CHAPTER ONE
Le riche arôme du café m'enveloppe alors que je pousse la porte pour entrer dans l'établissement. Je commande un latte à la noisette, exactement ce que je prenais chaque matin quand je vivais dans cette ville artistique appelée Melbourne. Le goût velouté et sucré est comme celui d'un vieil ami qui m'apporte du réconfort, tandis que je m'installe à une table libre.
J'attends patiemment la jeune femme prénommée Kylie. Elle m'avait envoyé sa photo par e-mail pour que je puisse la reconnaître à son arrivée. Dessus, elle porte une coupe courte et sophistiquée qui colle parfaitement avec son travail dans un magazine féminin branché.
À travers le café bondé, j'aperçois une jeune femme assise seule. Elle fixe le ciel maussade et pluvieux par la fenêtre en sirotant son cappuccino. Il y a quelque chose dans son regard plein d'émotion qui me rappelle celle que j'étais avant que Tom ne me brise le cœur.
Une voix interrompt mes pensées : « Salut, c'est bien Holly ? » Je lève les yeux et découvre Kylie, les cheveux noirs et une tenue très élégante.
Je me lève pour lui serrer la main. « Oui, c'est moi. Enchantée. »
Elle accroche son manteau au dossier de la chaise en face de la mienne avant de s'asseoir. « Merci infiniment d'avoir accepté de me voir. Ton amie, Jen, m'a énormément parlé de toi. »
Je tressaille à l'idée qu'on ait parlé de moi. J'apprécie mon anonymat, tenant le monde à distance de mes pensées les plus intimes.
« C'est une bonne amie, mais je ne sais pas trop ce qu'elle a pu te raconter. »

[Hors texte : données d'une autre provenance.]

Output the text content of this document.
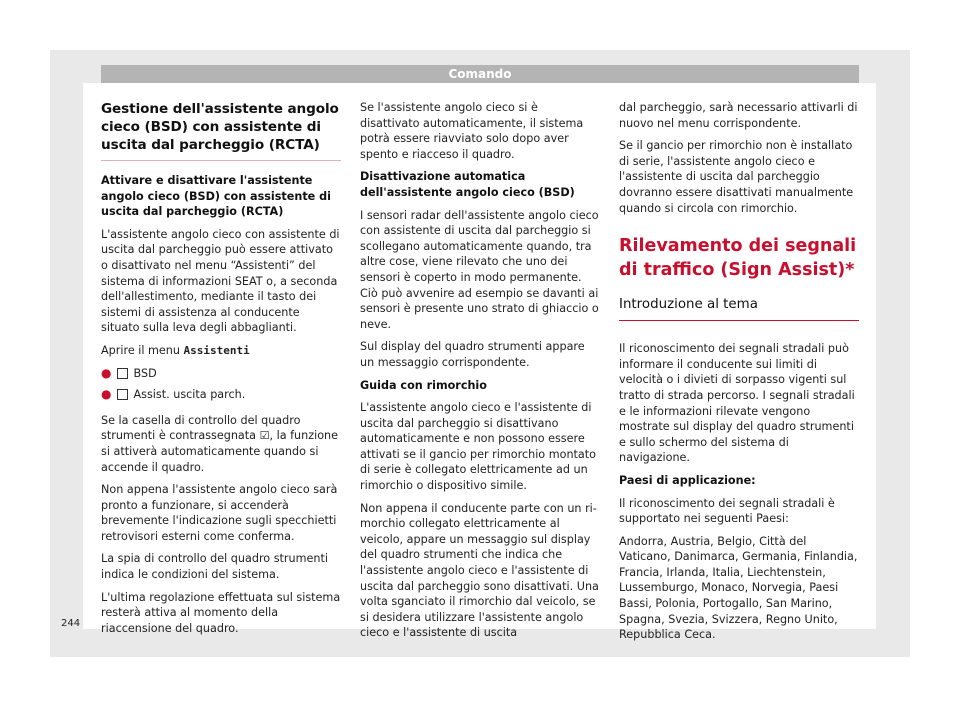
Comando
Gestione dell'assistente angolo cieco (BSD) con assistente di uscita dal parcheggio (RCTA)

Attivare e disattivare l'assistente angolo cieco (BSD) con assistente di uscita dal parcheggio (RCTA)

L'assistente angolo cieco con assistente di uscita dal parcheggio può essere attivato o disattivato nel menu “Assistenti” del sistema di informazioni SEAT o, a seconda dell'allestimento, mediante il tasto dei sistemi di assistenza al conducente situato sulla leva degli abbaglianti.

Aprire il menu Assistenti

● BSD
● Assist. uscita parch.

Se la casella di controllo del quadro strumenti è contrassegnata ☑, la funzione si attiverà automaticamente quando si accende il quadro.

Non appena l'assistente angolo cieco sarà pronto a funzionare, si accenderà brevemente l'indicazione sugli specchietti retrovisori esterni come conferma.

La spia di controllo del quadro strumenti indica le condizioni del sistema.

L'ultima regolazione effettuata sul sistema resterà attiva al momento della riaccensione del quadro.

Se l'assistente angolo cieco si è disattivato automaticamente, il sistema potrà essere riavviato solo dopo aver spento e riacceso il quadro.

Disattivazione automatica dell'assistente angolo cieco (BSD)

I sensori radar dell'assistente angolo cieco con assistente di uscita dal parcheggio si scollegano automaticamente quando, tra altre cose, viene rilevato che uno dei sensori è coperto in modo permanente. Ciò può avvenire ad esempio se davanti ai sensori è presente uno strato di ghiaccio o neve.

Sul display del quadro strumenti appare un messaggio corrispondente.

Guida con rimorchio

L'assistente angolo cieco e l'assistente di uscita dal parcheggio si disattivano automaticamente e non possono essere attivati se il gancio per rimorchio montato di serie è collegato elettricamente ad un rimorchio o dispositivo simile.

Non appena il conducente parte con un rimorchio collegato elettricamente al veicolo, appare un messaggio sul display del quadro strumenti che indica che l'assistente angolo cieco e l'assistente di uscita dal parcheggio sono disattivati. Una volta sganciato il rimorchio dal veicolo, se si desidera utilizzare l'assistente angolo cieco e l'assistente di uscita

dal parcheggio, sarà necessario attivarli di nuovo nel menu corrispondente.

Se il gancio per rimorchio non è installato di serie, l'assistente angolo cieco e l'assistente di uscita dal parcheggio dovranno essere disattivati manualmente quando si circola con rimorchio.

Rilevamento dei segnali di traffico (Sign Assist)*
Introduzione al tema

Il riconoscimento dei segnali stradali può informare il conducente sui limiti di velocità o i divieti di sorpasso vigenti sul tratto di strada percorso. I segnali stradali e le informazioni rilevate vengono mostrate sul display del quadro strumenti e sullo schermo del sistema di navigazione.

Paesi di applicazione:

Il riconoscimento dei segnali stradali è supportato nei seguenti Paesi:

Andorra, Austria, Belgio, Città del Vaticano, Danimarca, Germania, Finlandia, Francia, Irlanda, Italia, Liechtenstein, Lussemburgo, Monaco, Norvegia, Paesi Bassi, Polonia, Portogallo, San Marino, Spagna, Svezia, Svizzera, Regno Unito, Repubblica Ceca.

244
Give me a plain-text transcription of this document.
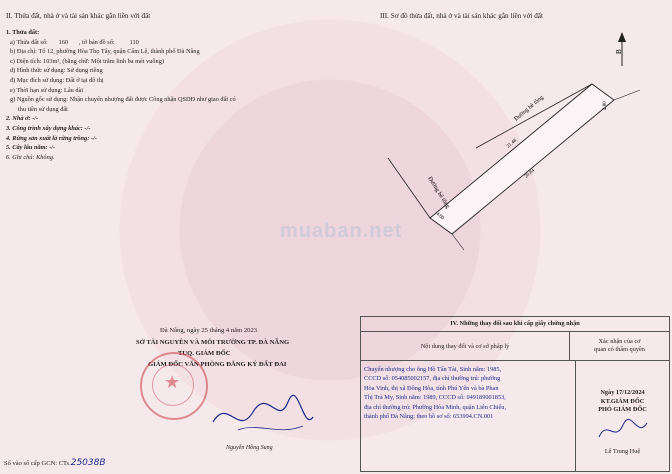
muaban.net
II. Thửa đất, nhà ở và tài sản khác gắn liền với đất	III. Sơ đồ thửa đất, nhà ở và tài sản khác gắn liền với đất
1. Thửa đất:
a) Thửa đất số: 160 , tờ bản đồ số: 110
b) Địa chỉ: Tổ 12, phường Hòa Thọ Tây, quận Cẩm Lệ, thành phố Đà Nẵng
c) Diện tích: 103m², (bằng chữ: Một trăm linh ba mét vuông)
d) Hình thức sử dụng: Sử dụng riêng
đ) Mục đích sử dụng: Đất ở tại đô thị
e) Thời hạn sử dụng: Lâu dài
g) Nguồn gốc sử dụng: Nhận chuyển nhượng đất được Công nhận QSDĐ như giao đất có
thu tiền sử dụng đất
2. Nhà ở: -/-
3. Công trình xây dựng khác: -/-
4. Rừng sản xuất là rừng trồng: -/-
5. Cây lâu năm: -/-
6. Ghi chú: Không.
Đà Nẵng, ngày 25 tháng 4 năm 2023
SỞ TÀI NGUYÊN VÀ MÔI TRƯỜNG TP. ĐÀ NẴNG
TUQ. GIÁM ĐỐC
GIÁM ĐỐC VĂN PHÒNG ĐĂNG KÝ ĐẤT ĐAI
★
Nguyễn Hồng Sung
Số vào sổ cấp GCN: CTs.25038B
B
Đường bê tông
Đường bê tông
21.48
4.80
20.84
4.80
IV. Những thay đổi sau khi cấp giấy chứng nhận
Nội dung thay đổi và cơ sở pháp lý
Xác nhận của cơ
quan có thẩm quyền
Chuyển nhượng cho ông Hồ Tấn Tài, Sinh năm: 1985,
CCCD số: 054085002157, địa chỉ thường trú: phường
Hòa Vinh, thị xã Đông Hòa, tỉnh Phú Yên và bà Phan
Thị Trà My, Sinh năm: 1989, CCCD số: 049189001853,
địa chỉ thường trú: Phường Hòa Minh, quận Liên Chiểu,
thành phố Đà Nẵng; theo hồ sơ số: 653994.CN.001
Ngày 17/12/2024
KT.GIÁM ĐỐC
PHÓ GIÁM ĐỐC
Lê Trung Huệ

« Eh bien, comme je te l'ai dit au téléphone, nous préparons une série d'articles sur des histoires d'amour singulières. Nous cherchons des témoignages qui pourraient donner de l'espoir à d'autres personnes, leur prouver qu'elles aussi peuvent surmonter des situations difficiles. »
Si seulement c'était aussi simple.
En entourant mon mug de mes doigts, je fronce les sourcils. « Je ne suis pas sûre que mon histoire soit appropriée. »
« D'après ce que Jen m'a dit, même si ce n'était que les grandes lignes, ton histoire semble être exactement ce que nous cherchons. »
« Je dois admettre que j'hésitais à le faire. J'aime l'idée de donner de l'espoir aux autres, mais ce que je vais te raconter pourrait avoir des retombées si c'est mal interprété. Je ne peux le faire qu'à condition que ce soit anonyme. »
« Ne t'inquiète pas. Je m'engage à ne pas révéler certaines informations et j'ai apporté un accord de confidentialité pour te rassurer. » Kylie me tend le document, truffé de termes juridiques obscurs pour ma prétendue protection. Elle pointe de son doigt manucuré les nombreuses lignes que je dois parapher, dater et signer.
Voir ses ongles me rappelle l'époque où je courais dans cette ville exigeante, tentant de caser une manucure ou une pédicure entre deux rendez-vous, des soirées, ou simplement en essayant de rendre mon ex-mari heureux. Tant d'agitation, à courir partout, mais ironiquement, je me demande si j'ai réellement avancé quand je vivais ici.
Amusée, après avoir paraphé et signé les multiples pages comme si ma vie en dépendait, je remarque : « On est très procéduriers dans ce monde, n'est-ce pas ? »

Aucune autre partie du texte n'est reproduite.